安倍首相がトランプ氏と初会談「トランプ氏は信頼できる指導者」 場所は前日になっても決まらず?

    「米国務省は関与していない」との報道も

    安倍晋三首相は11月17日夜(米現地時間)、米ニューヨークでトランプ次期大統領と会談した。

    トランプ次期米大統領が選挙後、最初の会談相手に選んだ首脳は安倍首相だった。

    会談は1時間半にわたり、ニューヨーク市内のトランプタワーで行われた。会談を終えた安倍首相は市内のホテルで記者団にこう語った。

    「ともに信頼関係を築いていくことができる、そう確信のできる内容だった。私の考え方を話させてもらった。トランプ次期大統領は、信頼できる指導者であると思っている」

    一方で、トランプ氏が大統領に就任していない段階であるとし、具体的な会談内容に関する言及は避けた。

    NHKによると、日本の首相が米大統領選挙に勝利した候補者と、大統領に就任する前に会談するのは異例で、少なくとも2000年以降は初めてという。

    朝日新聞によると、安倍首相とトランプ次期大統領の会談に同席したのは通訳のみ。会場には米国の報道陣も集まっていたという。

    副長官番・小野|安倍首相の訪米に同行取材しています。日本外務省によると、首相とトランプ氏との会談の同席者は通訳のみ。会場には米国の記者も集まっています

    時事通信によると、安倍首相はアジア太平洋地域の安定と繁栄には、引き続き日米同盟の強化が不可欠との見解を表明した。

    環太平洋経済協定(TPP)や在日米軍基地の費用負担などに関して具体的な議論は交わしたかが注目されていた。

    トランプ氏は選挙戦で日米同盟の再考を訴えていた。日本側に基地の費用負担の増大を要求。

    トランプ氏はTPPには真っ向から反対。「TPPは最低の協定だ」として、「ないほうがいい。むしろ個々の国とそれぞれに協定を結ぶ」と表明していた。

    しかし、選挙後、トランプ氏は以前に比べ抑制された発言を繰り返している。安倍・トランプ会談をきっかけに、日本は活路を見いだせるのだろうか。
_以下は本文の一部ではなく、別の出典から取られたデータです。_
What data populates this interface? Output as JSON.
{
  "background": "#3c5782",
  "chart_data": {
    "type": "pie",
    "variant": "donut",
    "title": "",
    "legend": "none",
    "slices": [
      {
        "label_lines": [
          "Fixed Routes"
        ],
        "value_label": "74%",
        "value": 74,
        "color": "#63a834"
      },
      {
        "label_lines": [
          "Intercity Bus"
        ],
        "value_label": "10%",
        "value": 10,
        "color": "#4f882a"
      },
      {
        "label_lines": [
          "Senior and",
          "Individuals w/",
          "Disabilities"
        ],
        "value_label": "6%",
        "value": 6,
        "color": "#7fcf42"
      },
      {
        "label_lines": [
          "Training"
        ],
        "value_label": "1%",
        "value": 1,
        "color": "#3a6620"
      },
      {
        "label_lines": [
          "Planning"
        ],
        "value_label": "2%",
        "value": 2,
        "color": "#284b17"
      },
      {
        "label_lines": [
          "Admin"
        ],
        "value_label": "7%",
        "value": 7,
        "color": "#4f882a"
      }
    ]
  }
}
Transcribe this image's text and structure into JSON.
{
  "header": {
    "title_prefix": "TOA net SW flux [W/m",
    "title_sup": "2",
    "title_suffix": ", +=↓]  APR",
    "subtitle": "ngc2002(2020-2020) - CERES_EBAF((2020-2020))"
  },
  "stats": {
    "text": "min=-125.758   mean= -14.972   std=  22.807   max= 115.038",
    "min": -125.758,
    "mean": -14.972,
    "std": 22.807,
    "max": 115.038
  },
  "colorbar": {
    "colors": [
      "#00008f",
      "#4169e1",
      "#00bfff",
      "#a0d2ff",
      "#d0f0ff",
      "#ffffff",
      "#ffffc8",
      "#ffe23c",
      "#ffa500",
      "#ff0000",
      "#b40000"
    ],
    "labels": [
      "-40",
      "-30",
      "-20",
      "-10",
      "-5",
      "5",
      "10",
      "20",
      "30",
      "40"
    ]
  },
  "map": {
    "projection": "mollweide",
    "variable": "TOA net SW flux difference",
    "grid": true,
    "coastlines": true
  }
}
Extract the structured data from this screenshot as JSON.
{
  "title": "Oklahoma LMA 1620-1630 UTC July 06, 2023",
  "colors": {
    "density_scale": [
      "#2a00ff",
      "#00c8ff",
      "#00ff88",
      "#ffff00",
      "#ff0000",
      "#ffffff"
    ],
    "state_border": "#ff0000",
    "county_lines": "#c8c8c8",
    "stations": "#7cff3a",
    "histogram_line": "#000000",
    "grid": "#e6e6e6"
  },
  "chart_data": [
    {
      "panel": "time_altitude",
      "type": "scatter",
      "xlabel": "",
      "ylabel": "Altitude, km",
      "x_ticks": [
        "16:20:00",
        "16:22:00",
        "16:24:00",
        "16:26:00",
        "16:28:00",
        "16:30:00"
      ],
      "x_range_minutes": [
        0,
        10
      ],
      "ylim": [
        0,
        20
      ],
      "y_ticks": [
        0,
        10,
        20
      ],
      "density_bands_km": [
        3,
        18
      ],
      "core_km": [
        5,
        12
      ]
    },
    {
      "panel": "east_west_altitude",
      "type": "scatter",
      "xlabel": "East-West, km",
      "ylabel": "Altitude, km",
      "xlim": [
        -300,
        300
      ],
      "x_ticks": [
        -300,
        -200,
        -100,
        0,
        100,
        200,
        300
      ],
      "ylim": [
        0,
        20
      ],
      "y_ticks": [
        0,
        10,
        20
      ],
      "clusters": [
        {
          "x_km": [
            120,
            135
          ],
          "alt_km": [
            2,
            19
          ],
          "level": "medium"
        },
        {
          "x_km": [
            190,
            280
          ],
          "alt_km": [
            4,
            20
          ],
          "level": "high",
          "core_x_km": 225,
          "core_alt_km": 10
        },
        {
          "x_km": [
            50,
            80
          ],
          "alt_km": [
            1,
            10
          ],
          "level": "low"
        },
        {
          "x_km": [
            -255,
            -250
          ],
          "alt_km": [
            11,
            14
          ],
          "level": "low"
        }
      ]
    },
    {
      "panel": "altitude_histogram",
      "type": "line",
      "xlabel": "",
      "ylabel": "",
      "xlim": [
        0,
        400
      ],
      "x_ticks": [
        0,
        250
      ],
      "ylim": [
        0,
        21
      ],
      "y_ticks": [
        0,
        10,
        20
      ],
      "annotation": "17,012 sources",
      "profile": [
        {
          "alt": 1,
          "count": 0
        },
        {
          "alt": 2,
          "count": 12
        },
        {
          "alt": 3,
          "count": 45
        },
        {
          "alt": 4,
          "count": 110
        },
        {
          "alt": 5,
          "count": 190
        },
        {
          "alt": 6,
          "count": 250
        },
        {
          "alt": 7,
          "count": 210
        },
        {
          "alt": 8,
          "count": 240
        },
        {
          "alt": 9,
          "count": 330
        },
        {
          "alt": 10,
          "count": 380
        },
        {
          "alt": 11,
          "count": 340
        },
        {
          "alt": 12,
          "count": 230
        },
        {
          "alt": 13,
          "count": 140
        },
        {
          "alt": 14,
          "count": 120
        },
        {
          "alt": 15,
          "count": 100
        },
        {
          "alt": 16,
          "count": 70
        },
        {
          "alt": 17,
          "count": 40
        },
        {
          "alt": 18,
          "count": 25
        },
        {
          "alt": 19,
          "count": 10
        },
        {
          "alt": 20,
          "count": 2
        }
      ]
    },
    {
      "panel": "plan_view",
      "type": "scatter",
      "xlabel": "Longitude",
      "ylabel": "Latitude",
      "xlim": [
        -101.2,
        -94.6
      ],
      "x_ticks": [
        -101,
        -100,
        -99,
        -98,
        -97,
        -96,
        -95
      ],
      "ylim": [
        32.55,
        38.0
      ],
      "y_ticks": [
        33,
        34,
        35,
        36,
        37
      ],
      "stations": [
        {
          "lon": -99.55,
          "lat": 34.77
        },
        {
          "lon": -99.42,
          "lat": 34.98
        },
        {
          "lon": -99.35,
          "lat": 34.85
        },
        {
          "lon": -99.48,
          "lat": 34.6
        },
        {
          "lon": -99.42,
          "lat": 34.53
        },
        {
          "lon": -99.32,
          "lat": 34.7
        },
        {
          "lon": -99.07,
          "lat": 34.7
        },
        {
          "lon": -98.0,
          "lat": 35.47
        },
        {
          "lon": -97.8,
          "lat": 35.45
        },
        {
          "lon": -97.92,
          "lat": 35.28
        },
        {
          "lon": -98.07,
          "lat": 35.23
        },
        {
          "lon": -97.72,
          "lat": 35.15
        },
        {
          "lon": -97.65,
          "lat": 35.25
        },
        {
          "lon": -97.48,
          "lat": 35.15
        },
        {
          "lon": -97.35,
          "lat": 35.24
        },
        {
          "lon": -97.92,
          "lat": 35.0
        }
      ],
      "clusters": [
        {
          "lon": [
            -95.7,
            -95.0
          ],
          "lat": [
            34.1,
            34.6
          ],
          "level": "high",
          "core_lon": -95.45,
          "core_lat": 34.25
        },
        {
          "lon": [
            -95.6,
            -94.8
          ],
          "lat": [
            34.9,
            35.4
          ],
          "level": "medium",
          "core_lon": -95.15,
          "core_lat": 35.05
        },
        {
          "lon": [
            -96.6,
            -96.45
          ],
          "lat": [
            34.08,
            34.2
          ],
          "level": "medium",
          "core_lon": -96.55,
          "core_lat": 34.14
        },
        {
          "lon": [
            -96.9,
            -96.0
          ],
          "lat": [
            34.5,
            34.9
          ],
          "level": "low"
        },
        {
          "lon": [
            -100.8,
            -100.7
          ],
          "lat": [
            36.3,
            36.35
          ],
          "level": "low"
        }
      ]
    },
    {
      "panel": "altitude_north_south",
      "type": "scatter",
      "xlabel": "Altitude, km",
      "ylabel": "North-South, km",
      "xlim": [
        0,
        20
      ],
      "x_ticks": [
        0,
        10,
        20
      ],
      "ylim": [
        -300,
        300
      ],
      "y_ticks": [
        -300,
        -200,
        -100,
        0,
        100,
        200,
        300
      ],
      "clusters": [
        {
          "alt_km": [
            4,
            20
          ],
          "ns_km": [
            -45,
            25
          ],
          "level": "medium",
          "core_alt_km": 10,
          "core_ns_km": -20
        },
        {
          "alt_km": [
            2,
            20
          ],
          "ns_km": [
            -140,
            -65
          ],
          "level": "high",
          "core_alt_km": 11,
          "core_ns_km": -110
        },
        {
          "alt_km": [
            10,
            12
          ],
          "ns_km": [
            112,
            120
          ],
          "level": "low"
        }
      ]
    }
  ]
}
    トランプ氏は3月、ニューヨークタイムズ紙のインタビューで、日本の核武装を容認する発言をしている。「日本の核武装に反対するか?」と聞かれ、「北朝鮮の脅威に対して米国が日本を守っている。それもいずれできなくなる時が来る。核武装も可能性としてある」と発言した。

    だが、トランプ次期大統領は11月14日にこれを否定するツイートをし、発言が揺れている。

    NHKによると、安倍首相は渡米前の11月17日午前、羽田空港で記者団に対し、「日米同盟は、日本の外交・安全保障の基軸であり、信頼があってはじめて同盟には血が通う。トランプ次期大統領とは、まさに信頼関係を構築していきたい」と意気込んでいた。

    菅官房長官も11月17日午前の記者会見で、「トランプ次期大統領が当選した直後、極めて早い段階で電話会談を実施し、よいスタートを切ったと思っている。トランプ次期大統領との個人的な信頼関係を構築する、極めてすばらしい機会になると思っているし、極めて有意義な会談になるだろうと期待している」と話していた。

    安倍首相は11月10日朝、トランプ氏と電話会談した。時事通信によると、首相が「強固な日米同盟はアジア太平洋地域の平和と安定を下支えする不可欠な存在だ」と指摘すると、トランプ氏は「日米関係は卓越したパートナーシップであり、さらに強化していきたい」と明言したという。

    前日になっても場所決まらず?

    ところが、ロイター通信が伝える内幕は様子が違う。会談前日になっても、場所も時間も決まっておらず、誰が参加するかも未定だったという。

    米国内で詳細な計画なしにハイレベルな外交会談を開くのは異例。米国務省は関与しておらず、ある日本政府関係者は「混乱しまくっている」と漏らしたという。

    安倍首相は9月に国連総会出席のため訪米した際、トランプ氏とは会わず、民主党のヒラリー・クリントン氏と会談していた。